Neste shabat passado, terminamos a leitura da Parashat Shemot (שְׁמוֹת) com um gosto amargo na boca. Mosheh (מֹשֶׁה), nosso maior líder, estava quebrado. Ele tinha feito tudo o que Deus pediu, foi ao Faraó, pediu liberdade, e o resultado? O trabalho aumentou. A escravidão piorou. Ele volta para Deus e pergunta, quase gritando: "Lamah areotah la'am hazeh?" (לָמָה הֲרֵעֹתָה לָעָם הַזֶּה) — "Por que fizeste mal a este povo?".
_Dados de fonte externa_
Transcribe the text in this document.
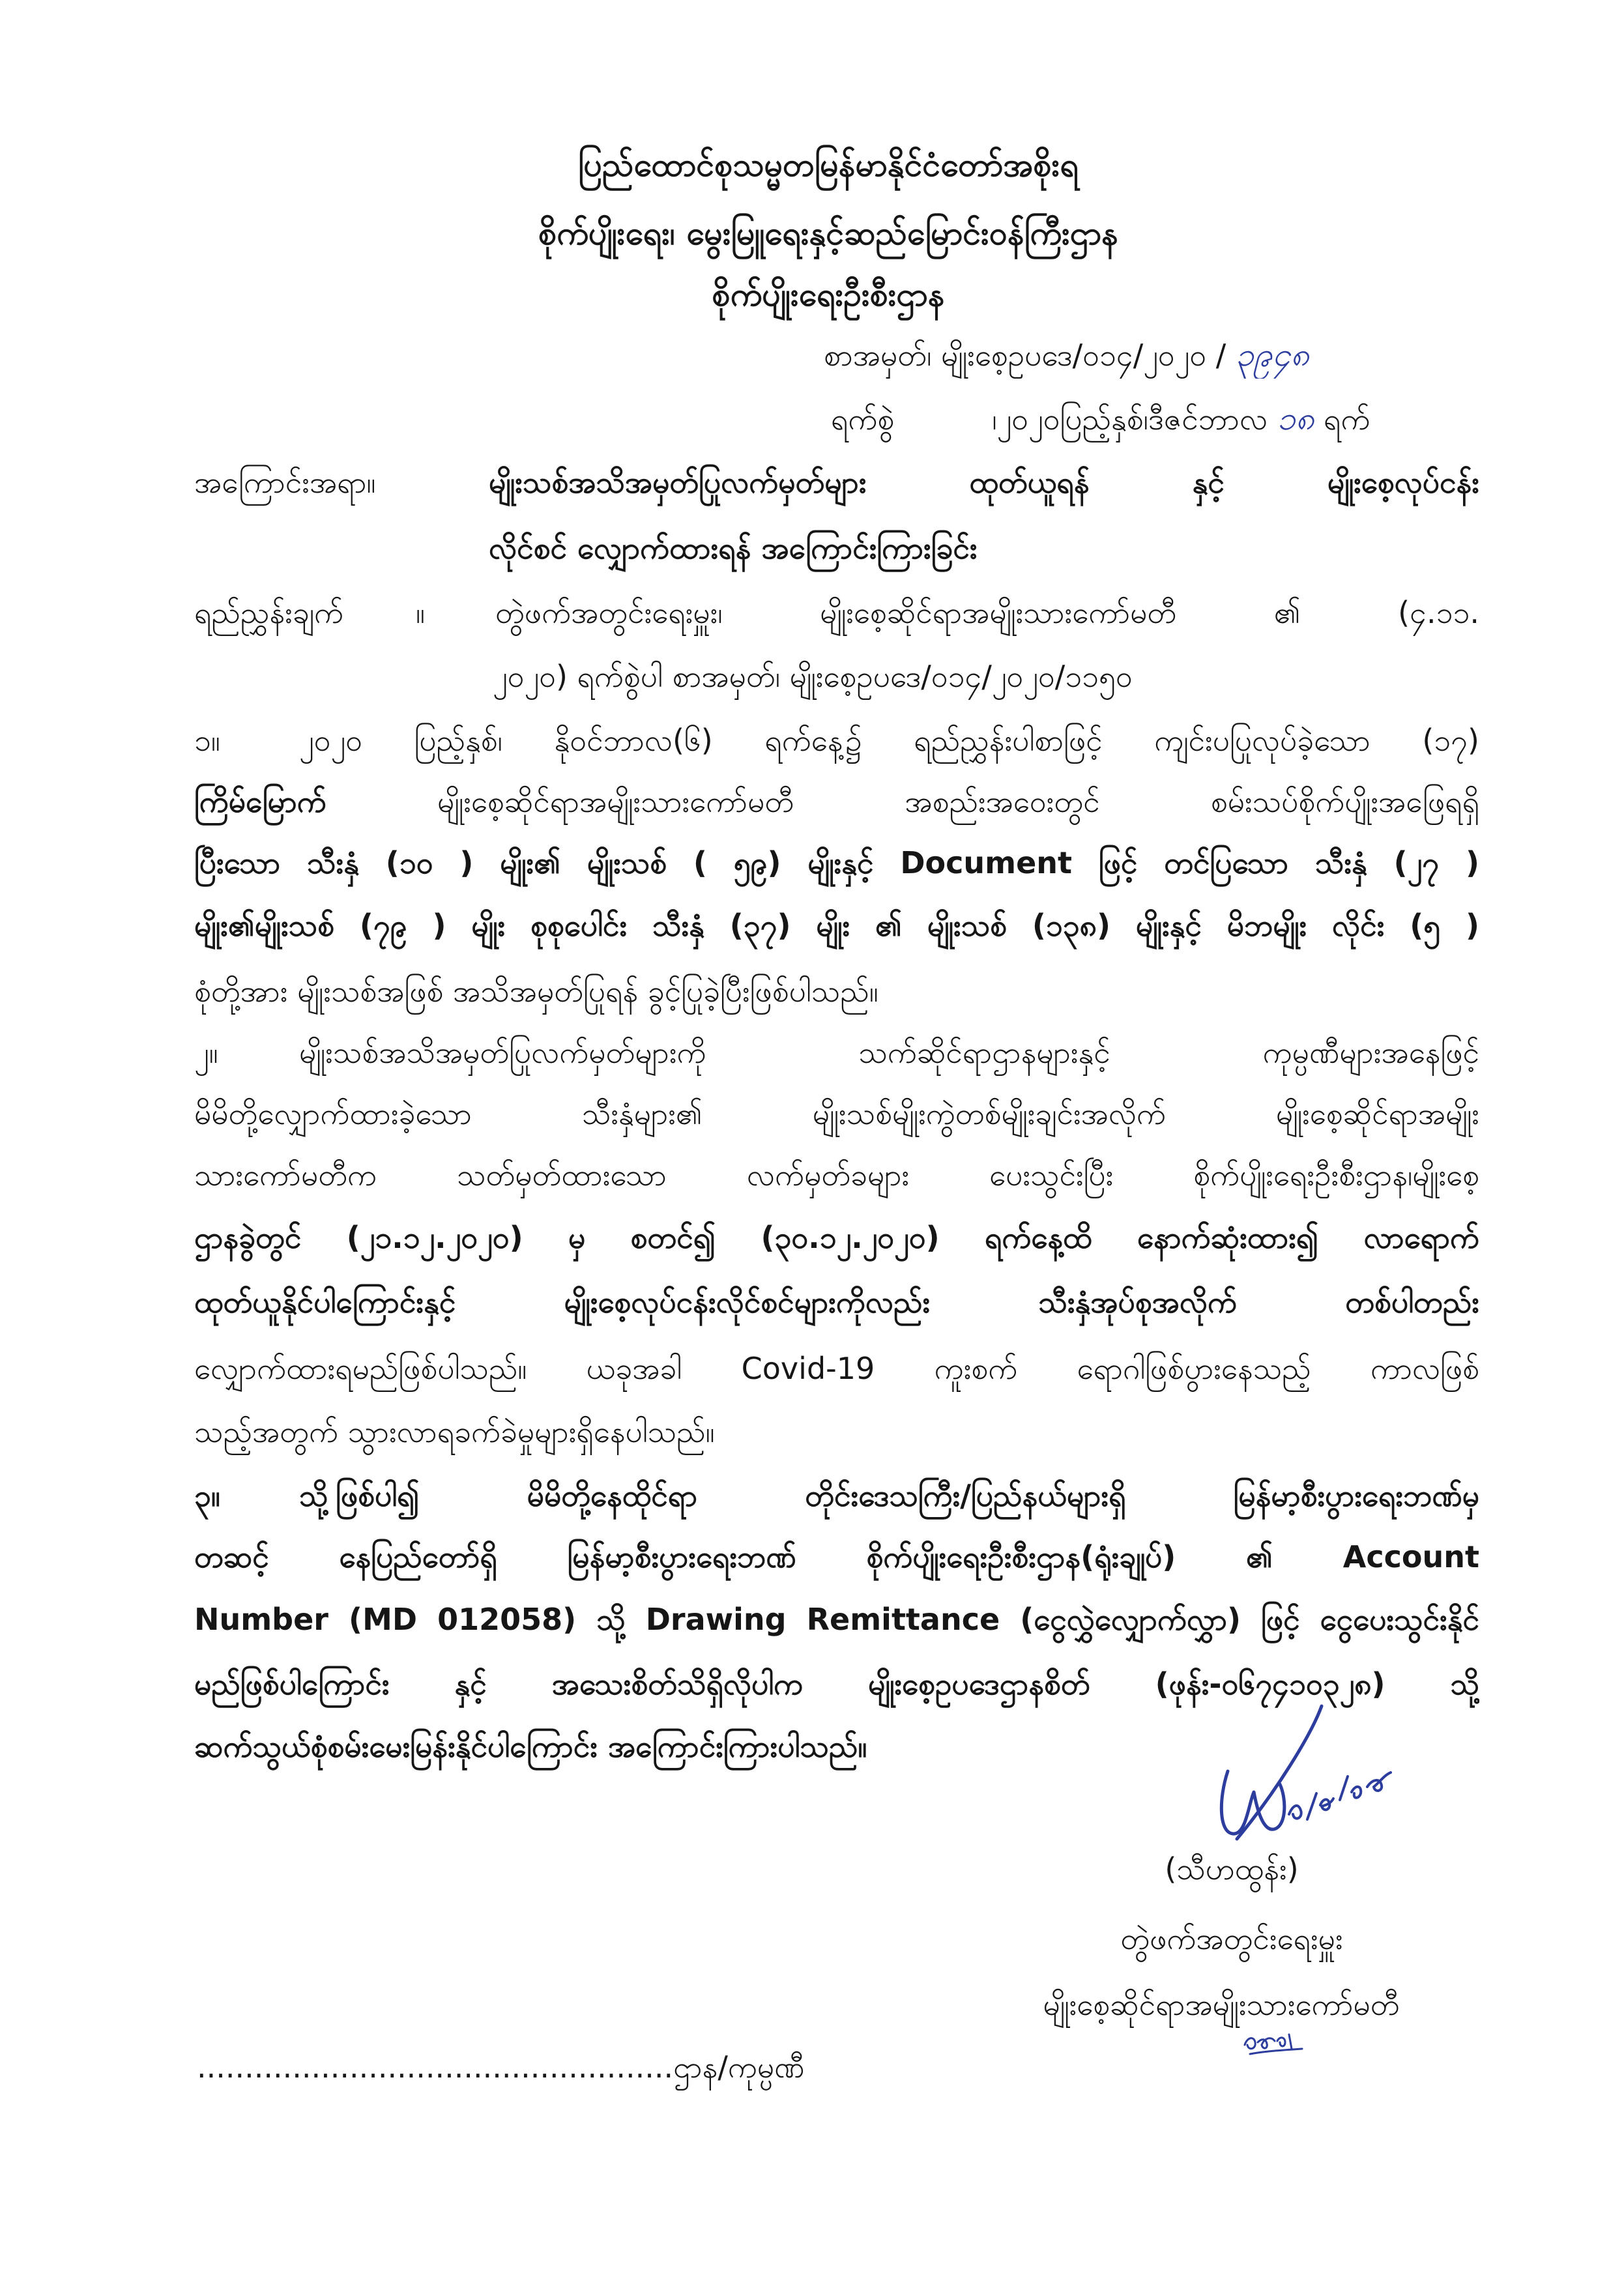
ပြည်ထောင်စုသမ္မတမြန်မာနိုင်ငံတော်အစိုးရ
စိုက်ပျိုးရေး၊ မွေးမြူရေးနှင့်ဆည်မြောင်းဝန်ကြီးဌာန
စိုက်ပျိုးရေးဦးစီးဌာန
စာအမှတ်၊ မျိုးစေ့ဥပဒေ/၀၁၄/၂၀၂၀ / ၃၉၄၈
ရက်စွဲ	၊၂၀၂၀ပြည့်နှစ်၊ဒီဇင်ဘာလ ၁၈ ရက်
အကြောင်းအရာ။	မျိုးသစ်အသိအမှတ်ပြုလက်မှတ်များ ထုတ်ယူရန် နှင့် မျိုးစေ့လုပ်ငန်း
လိုင်စင် လျှောက်ထားရန် အကြောင်းကြားခြင်း
ရည်ညွှန်းချက်	။	တွဲဖက်အတွင်းရေးမှူး၊ မျိုးစေ့ဆိုင်ရာအမျိုးသားကော်မတီ ၏ (၄.၁၁.
၂၀၂၀) ရက်စွဲပါ စာအမှတ်၊ မျိုးစေ့ဥပဒေ/၀၁၄/၂၀၂၀/၁၁၅၀
၁။	၂၀၂၀ ပြည့်နှစ်၊ နိုဝင်ဘာလ(၆) ရက်နေ့၌ ရည်ညွှန်းပါစာဖြင့် ကျင်းပပြုလုပ်ခဲ့သော (၁၇)
ကြိမ်မြောက် မျိုးစေ့ဆိုင်ရာအမျိုးသားကော်မတီ အစည်းအဝေးတွင် စမ်းသပ်စိုက်ပျိုးအဖြေရရှိ
ပြီးသော သီးနှံ (၁၀ ) မျိုး၏ မျိုးသစ် ( ၅၉) မျိုးနှင့် Document ဖြင့် တင်ပြသော သီးနှံ (၂၇ )
မျိုး၏မျိုးသစ် (၇၉ ) မျိုး စုစုပေါင်း သီးနှံ (၃၇) မျိုး ၏ မျိုးသစ် (၁၃၈) မျိုးနှင့် မိဘမျိုး လိုင်း (၅ )
စုံတို့အား မျိုးသစ်အဖြစ် အသိအမှတ်ပြုရန် ခွင့်ပြုခဲ့ပြီးဖြစ်ပါသည်။
၂။	မျိုးသစ်အသိအမှတ်ပြုလက်မှတ်များကို သက်ဆိုင်ရာဌာနများနှင့် ကုမ္ပဏီများအနေဖြင့်
မိမိတို့လျှောက်ထားခဲ့သော သီးနှံများ၏ မျိုးသစ်မျိုးကွဲတစ်မျိုးချင်းအလိုက် မျိုးစေ့ဆိုင်ရာအမျိုး
သားကော်မတီက သတ်မှတ်ထားသော လက်မှတ်ခများ ပေးသွင်းပြီး စိုက်ပျိုးရေးဦးစီးဌာန၊မျိုးစေ့
ဌာနခွဲတွင် (၂၁.၁၂.၂၀၂၀) မှ စတင်၍ (၃၀.၁၂.၂၀၂၀) ရက်နေ့ထိ နောက်ဆုံးထား၍ လာရောက်
ထုတ်ယူနိုင်ပါကြောင်းနှင့် မျိုးစေ့လုပ်ငန်းလိုင်စင်များကိုလည်း သီးနှံအုပ်စုအလိုက် တစ်ပါတည်း
လျှောက်ထားရမည်ဖြစ်ပါသည်။ ယခုအခါ Covid-19 ကူးစက် ရောဂါဖြစ်ပွားနေသည့် ကာလဖြစ်
သည့်အတွက် သွားလာရခက်ခဲမှုများရှိနေပါသည်။
၃။	သို့ဖြစ်ပါ၍ မိမိတို့နေထိုင်ရာ တိုင်းဒေသကြီး/ပြည်နယ်များရှိ မြန်မာ့စီးပွားရေးဘဏ်မှ
တဆင့် နေပြည်တော်ရှိ မြန်မာ့စီးပွားရေးဘဏ် စိုက်ပျိုးရေးဦးစီးဌာန(ရုံးချုပ်) ၏ Account
Number (MD 012058) သို့ Drawing Remittance (ငွေလွှဲလျှောက်လွှာ) ဖြင့် ငွေပေးသွင်းနိုင်
မည်ဖြစ်ပါကြောင်း နှင့် အသေးစိတ်သိရှိလိုပါက မျိုးစေ့ဥပဒေဌာနစိတ် (ဖုန်း-၀၆၇၄၁၀၃၂၈) သို့
ဆက်သွယ်စုံစမ်းမေးမြန်းနိုင်ပါကြောင်း အကြောင်းကြားပါသည်။
(သီဟထွန်း)
တွဲဖက်အတွင်းရေးမှူး
မျိုးစေ့ဆိုင်ရာအမျိုးသားကော်မတီ
..................................................ဌာန/ကုမ္ပဏီ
Eu sei que muitos de vocês sentiram isso essa semana. Ao abrir o Instagram, ao ver as notícias, ao ouvir relatos de amigos na universidade ou no trabalho. A pergunta de Mosheh é a nossa pergunta: "Estamos tentando ser bons cidadãos, buscamos Tikkun Olam (תִּיקּוּן עוֹלָם), justiça social... por que tanto ódio? Por que o mundo parece estar virando as costas para nós?".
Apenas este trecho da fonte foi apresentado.